People of Earth’s self-titled debut album offers nine tracks that capture the unique blend of influences, explorations, and experimentations that has defined the band’s sound thus far. Cuban cowbell rhythms ebb and flow next to neo-soul synth patches while swirling piano montunos collide with kick-snare downbeat funk rhythms. The album consists of seven original compositions by band members Victor Pablo, Gabriel Globus-Hoenich, Ivan Llanes, Joana Obieta and Ayamey Bell (who has since departed the band), as well as two arrangements; Djavan’s “Te Devoro” and Leonard Bernstein’s “Mambo” from West Side Story, both arranged by Globus-Hoenich. Lauded Bahian singer Marcos Costa, formerly of Ilê Aiyê, is a special guest on “Te Devoro,” while virtuoso British trumpeter Bryan Davis joins for “Mambo” fun.               

The album burns from the first moment to the last, beginning with Pablo’s “Chiki,” a timba-songo style song that has been the band’s set-opener for good reason; it hooks you in from the start and pulls you on your feet. The following track, “Shoulda Known Better,” is a Globus-Hoenich/Bell examination of seduction set to hard-core Cuban timba rhythms with lyrics completely in English. Singer Llanes is featured on his composition “La Mejor Mujer,” which offers a welcomed cool-down to the hard hitting energy of the previous number. Pablo’s haunting lament, “Piloto,” follows sung by Bell and features guest plena musicians recorded in Puerto Rico.  

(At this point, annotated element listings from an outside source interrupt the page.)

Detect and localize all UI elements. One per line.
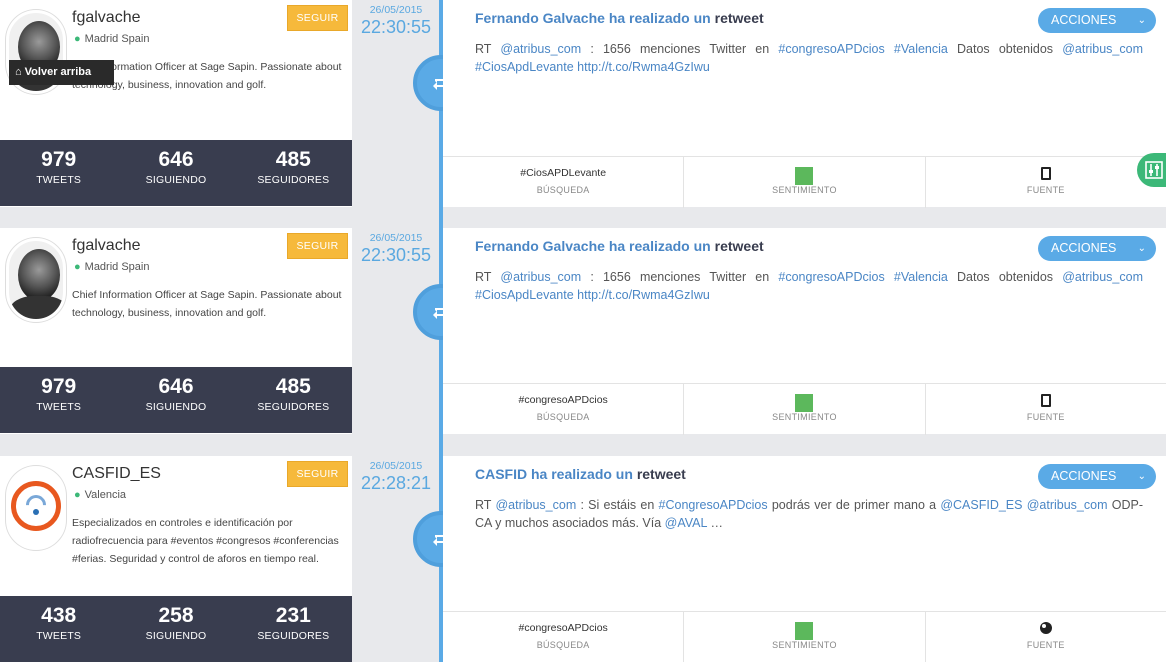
user-stats: 979 TWEETS 646 SIGUIENDO 485 SEGUIDORES: [0, 140, 352, 206]
username[interactable]: fgalvache: [72, 9, 141, 27]
tweet-datetime: 26/05/2015 22:30:55: [360, 4, 432, 37]
tweet-row: fgalvache ● Madrid Spain Chief Informatio…: [0, 228, 1166, 435]
tweet-link[interactable]: #Valencia: [894, 42, 948, 56]
user-profile-card: fgalvache ● Madrid Spain Chief Informatio…: [0, 0, 352, 207]
user-location: ● Valencia: [74, 489, 127, 501]
sentiment-indicator: [795, 167, 814, 185]
tweet-link[interactable]: #CongresoAPDcios: [659, 498, 768, 512]
stat-following[interactable]: 646 SIGUIENDO: [117, 140, 234, 206]
location-pin-icon: ●: [74, 33, 81, 45]
user-stats: 979 TWEETS 646 SIGUIENDO 485 SEGUIDORES: [0, 367, 352, 433]
tweet-title: Fernando Galvache ha realizado un retwee…: [475, 10, 764, 26]
user-profile-card: fgalvache ● Madrid Spain Chief Informatio…: [0, 228, 352, 434]
stat-following[interactable]: 258 SIGUIENDO: [117, 596, 234, 662]
tweet-title: Fernando Galvache ha realizado un retwee…: [475, 238, 764, 254]
tweet-link[interactable]: #CiosApdLevante: [475, 288, 574, 302]
tweet-link[interactable]: @atribus_com: [1062, 270, 1143, 284]
meta-search: #congresoAPDcios BÚSQUEDA: [443, 612, 685, 662]
stat-tweets[interactable]: 979 TWEETS: [0, 367, 117, 433]
stat-tweets[interactable]: 979 TWEETS: [0, 140, 117, 206]
back-to-top-button[interactable]: ⌂ Volver arriba: [9, 60, 114, 85]
tweet-card: Fernando Galvache ha realizado un retwee…: [443, 0, 1166, 208]
user-stats: 438 TWEETS 258 SIGUIENDO 231 SEGUIDORES: [0, 596, 352, 662]
user-location: ● Madrid Spain: [74, 33, 150, 45]
user-profile-card: CASFID_ES ● Valencia Especializados en co…: [0, 456, 352, 662]
meta-search: #CiosAPDLevante BÚSQUEDA: [443, 157, 685, 208]
tweet-text: RT @atribus_com : 1656 menciones Twitter…: [475, 42, 1143, 74]
avatar[interactable]: [6, 238, 66, 322]
meta-sentiment: SENTIMIENTO: [684, 157, 926, 208]
actions-dropdown-button[interactable]: ACCIONES ⌄: [1038, 8, 1156, 33]
follow-button[interactable]: SEGUIR: [287, 5, 348, 31]
tweet-row: fgalvache ● Madrid Spain Chief Informatio…: [0, 0, 1166, 208]
tweet-link[interactable]: #CiosApdLevante: [475, 60, 574, 74]
tweet-title: CASFID ha realizado un retweet: [475, 466, 686, 482]
meta-sentiment: SENTIMIENTO: [684, 384, 926, 435]
meta-search: #congresoAPDcios BÚSQUEDA: [443, 384, 685, 435]
tweet-link[interactable]: #Valencia: [894, 270, 948, 284]
chevron-down-icon: ⌄: [1137, 243, 1146, 254]
tweet-link[interactable]: http://t.co/Rwma4GzIwu: [577, 60, 710, 74]
meta-sentiment: SENTIMIENTO: [684, 612, 926, 662]
tweet-link[interactable]: @atribus_com: [500, 42, 581, 56]
mobile-phone-icon: [1040, 167, 1051, 180]
filters-side-button[interactable]: [1137, 153, 1166, 187]
mobile-phone-icon: [1040, 394, 1051, 407]
actions-dropdown-button[interactable]: ACCIONES ⌄: [1038, 236, 1156, 261]
tweet-link[interactable]: @AVAL: [665, 516, 707, 530]
tweet-link[interactable]: @CASFID_ES: [940, 498, 1022, 512]
sliders-icon: [1145, 161, 1163, 179]
tweet-row: CASFID_ES ● Valencia Especializados en co…: [0, 456, 1166, 662]
tweet-link[interactable]: @atribus_com: [495, 498, 576, 512]
stat-followers[interactable]: 485 SEGUIDORES: [235, 367, 352, 433]
tweet-meta: #congresoAPDcios BÚSQUEDA SENTIMIENTO FUE…: [443, 611, 1166, 662]
follow-button[interactable]: SEGUIR: [287, 233, 348, 259]
tweet-link[interactable]: @atribus_com: [1062, 42, 1143, 56]
sentiment-indicator: [795, 394, 814, 412]
tweet-datetime: 26/05/2015 22:28:21: [360, 460, 432, 493]
tweet-meta: #CiosAPDLevante BÚSQUEDA SENTIMIENTO FUEN…: [443, 156, 1166, 208]
tweet-link[interactable]: @atribus_com: [500, 270, 581, 284]
tweet-text: RT @atribus_com : Si estáis en #Congreso…: [475, 498, 1143, 530]
tweet-card: CASFID ha realizado un retweet ACCIONES ⌄…: [443, 456, 1166, 662]
home-icon: ⌂: [15, 66, 22, 78]
stat-followers[interactable]: 231 SEGUIDORES: [235, 596, 352, 662]
tweet-datetime: 26/05/2015 22:30:55: [360, 232, 432, 265]
tweet-link[interactable]: #congresoAPDcios: [778, 270, 884, 284]
location-pin-icon: ●: [74, 261, 81, 273]
actions-dropdown-button[interactable]: ACCIONES ⌄: [1038, 464, 1156, 489]
tweet-link[interactable]: http://t.co/Rwma4GzIwu: [577, 288, 710, 302]
chevron-down-icon: ⌄: [1137, 15, 1146, 26]
user-bio: Especializados en controles e identifica…: [72, 517, 339, 565]
meta-source: FUENTE: [926, 157, 1166, 208]
tweet-meta: #congresoAPDcios BÚSQUEDA SENTIMIENTO FUE…: [443, 383, 1166, 435]
tweet-card: Fernando Galvache ha realizado un retwee…: [443, 228, 1166, 435]
meta-source: FUENTE: [926, 384, 1166, 435]
username[interactable]: CASFID_ES: [72, 465, 161, 483]
user-location: ● Madrid Spain: [74, 261, 150, 273]
stat-tweets[interactable]: 438 TWEETS: [0, 596, 117, 662]
tweet-link[interactable]: @atribus_com: [1027, 498, 1108, 512]
username[interactable]: fgalvache: [72, 237, 141, 255]
web-globe-icon: [1039, 622, 1052, 634]
tweet-text: RT @atribus_com : 1656 menciones Twitter…: [475, 270, 1143, 302]
meta-source: FUENTE: [926, 612, 1166, 662]
follow-button[interactable]: SEGUIR: [287, 461, 348, 487]
stat-followers[interactable]: 485 SEGUIDORES: [235, 140, 352, 206]
location-pin-icon: ●: [74, 489, 81, 501]
user-bio: Chief Information Officer at Sage Sapin.…: [72, 289, 342, 319]
stat-following[interactable]: 646 SIGUIENDO: [117, 367, 234, 433]
avatar[interactable]: [6, 466, 66, 550]
tweet-link[interactable]: #congresoAPDcios: [778, 42, 884, 56]
chevron-down-icon: ⌄: [1137, 471, 1146, 482]
sentiment-indicator: [795, 622, 814, 640]
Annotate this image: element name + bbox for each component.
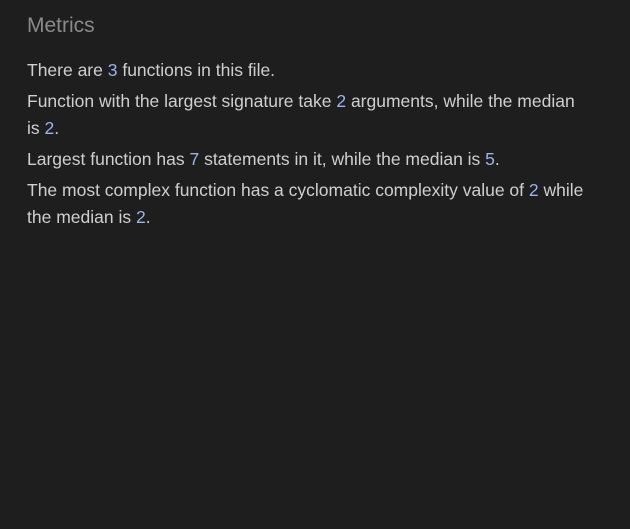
- statement-count-middle: statements in it, while the median is: [199, 149, 486, 169]
- complexity-suffix: .: [145, 207, 151, 227]
- function-count-value: 3: [107, 60, 118, 80]
- function-count-suffix: functions in this file.: [117, 60, 276, 80]
- statement-count-median-value: 5: [485, 149, 495, 169]
- complexity-text: The most complex function has a cyclomat…: [27, 177, 587, 231]
- statement-count-prefix: Largest function has: [27, 149, 190, 169]
- statement-count-largest-value: 7: [189, 149, 200, 169]
- function-count-text: There are 3 functions in this file.: [27, 57, 587, 84]
- signature-size-text: Function with the largest signature take…: [27, 88, 587, 142]
- complexity-median-value: 2: [135, 207, 146, 227]
- signature-size-largest-value: 2: [336, 91, 347, 111]
- metrics-title: Metrics: [27, 14, 95, 37]
- signature-size-prefix: Function with the largest signature take: [27, 91, 337, 111]
- signature-size-suffix: .: [54, 118, 60, 138]
- complexity-largest-value: 2: [528, 180, 539, 200]
- complexity-prefix: The most complex function has a cyclomat…: [27, 180, 529, 200]
- metrics-panel: Metrics There are 3 functions in this fi…: [27, 0, 587, 231]
- signature-size-median-value: 2: [44, 118, 55, 138]
- statement-count-suffix: .: [494, 149, 500, 169]
- statement-count-text: Largest function has 7 statements in it,…: [27, 146, 587, 173]
- function-count-prefix: There are: [27, 60, 108, 80]
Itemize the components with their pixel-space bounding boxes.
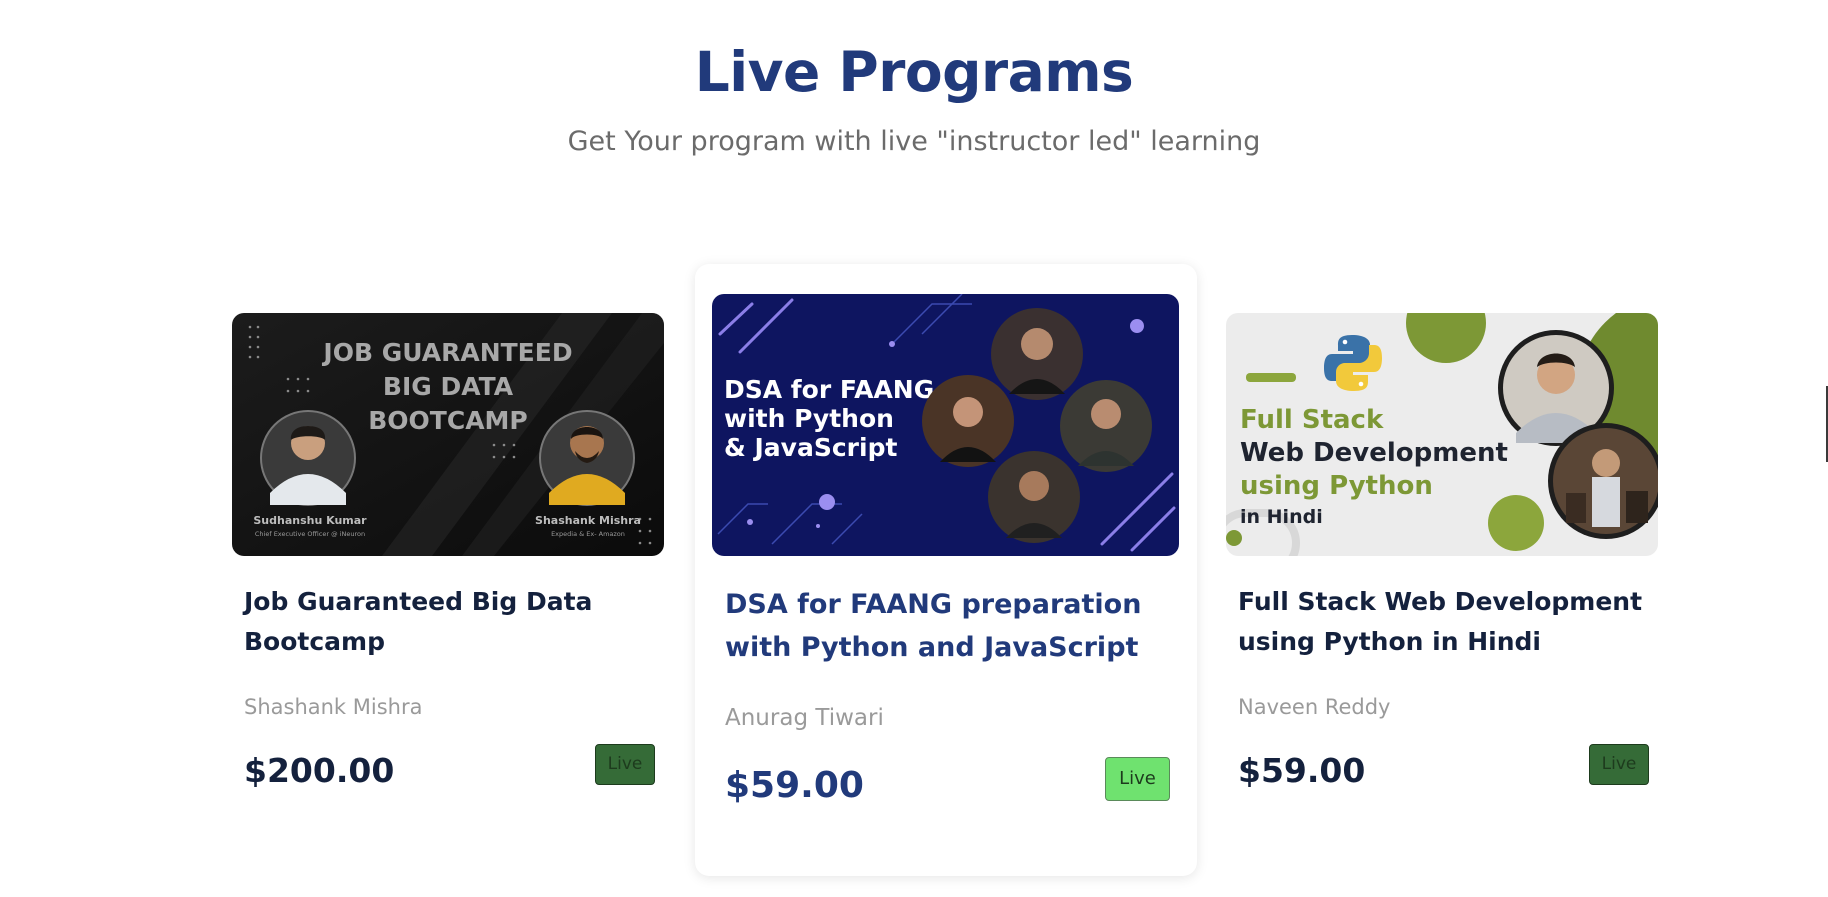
card-title[interactable]: Full Stack Web Development using Python … [1238, 582, 1648, 662]
thumb-person-2-name: Shashank Mishra [535, 514, 641, 527]
thumb-headline-2: BIG DATA [383, 372, 514, 401]
thumb-line-3: & JavaScript [724, 433, 897, 462]
live-badge: Live [1105, 757, 1170, 801]
thumb-line-2: Web Development [1240, 438, 1508, 468]
thumbnail-full-stack[interactable]: Full Stack Web Development using Python … [1226, 313, 1658, 556]
thumb-line-1: DSA for FAANG [724, 375, 934, 404]
portrait-2 [539, 410, 635, 506]
section-title: Live Programs [694, 40, 1134, 104]
thumb-headline-1: JOB GUARANTEED [321, 338, 572, 367]
card-instructor: Shashank Mishra [244, 695, 423, 719]
thumb-person-1-role: Chief Executive Officer @ iNeuron [255, 530, 365, 538]
thumb-line-4: in Hindi [1240, 506, 1323, 528]
thumb-line-1: Full Stack [1240, 405, 1384, 435]
thumb-person-2-role: Expedia & Ex- Amazon [551, 530, 625, 538]
thumb-headline-3: BOOTCAMP [368, 406, 528, 435]
thumbnail-big-data[interactable]: JOB GUARANTEED BIG DATA BOOTCAMP Sudhans… [232, 313, 664, 556]
program-card-dsa-faang[interactable]: DSA for FAANG with Python & JavaScript D… [695, 264, 1197, 876]
program-card-big-data[interactable]: JOB GUARANTEED BIG DATA BOOTCAMP Sudhans… [232, 313, 664, 813]
program-card-full-stack[interactable]: Full Stack Web Development using Python … [1226, 313, 1658, 813]
card-instructor: Naveen Reddy [1238, 695, 1391, 719]
thumb-line-3: using Python [1240, 471, 1433, 501]
thumbnail-dsa-faang[interactable]: DSA for FAANG with Python & JavaScript [712, 294, 1179, 556]
live-badge: Live [595, 744, 655, 785]
card-title[interactable]: Job Guaranteed Big Data Bootcamp [244, 582, 644, 662]
card-instructor: Anurag Tiwari [725, 705, 884, 731]
card-title[interactable]: DSA for FAANG preparation with Python an… [725, 583, 1175, 669]
thumb-person-1-name: Sudhanshu Kumar [253, 514, 367, 527]
portrait-1 [260, 410, 356, 506]
live-badge: Live [1589, 744, 1649, 785]
section-subtitle: Get Your program with live "instructor l… [567, 126, 1261, 157]
card-price: $200.00 [244, 751, 395, 790]
card-price: $59.00 [725, 765, 864, 806]
thumb-line-2: with Python [724, 404, 894, 433]
live-programs-section: Live Programs Get Your program with live… [0, 0, 1828, 897]
card-price: $59.00 [1238, 751, 1366, 790]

Later in the album we hear Obieta’s “Wolf Mother,” another English song, this time mixing elements of soul, hip-hop and rock with traditional danzón and bolero. All three singers are featured on Pablo’s “Un Ratito,” equal parts electro-rumba-rap and hip shaking timba. Bell closes out the album with Globus-Hoenich’s "La Coda," a timba burner filled with tongue and cheek musical metaphors and double meanings about the relentless search for love, with a coro that professes: “Te doy mi clave pa seducirte, mi piano pa’ descargar, y los metales para la boda, te coje en la coda”- I give you my claves to seduce you, my piano to jam, the brass for the wedding, I’ll get you in the end. 

P.o.E began laying these tracks down in 2019 and continued recording remotely from across the country and world during the COVID pandemic. The resulting nine tracks are a powerful collective statement of creativity, ambition, talent, and unrelenting desire to open minds and move behinds. Salsero or not, Spanish speaker or not, make no mistake: People of Earth has landed and is here to stay.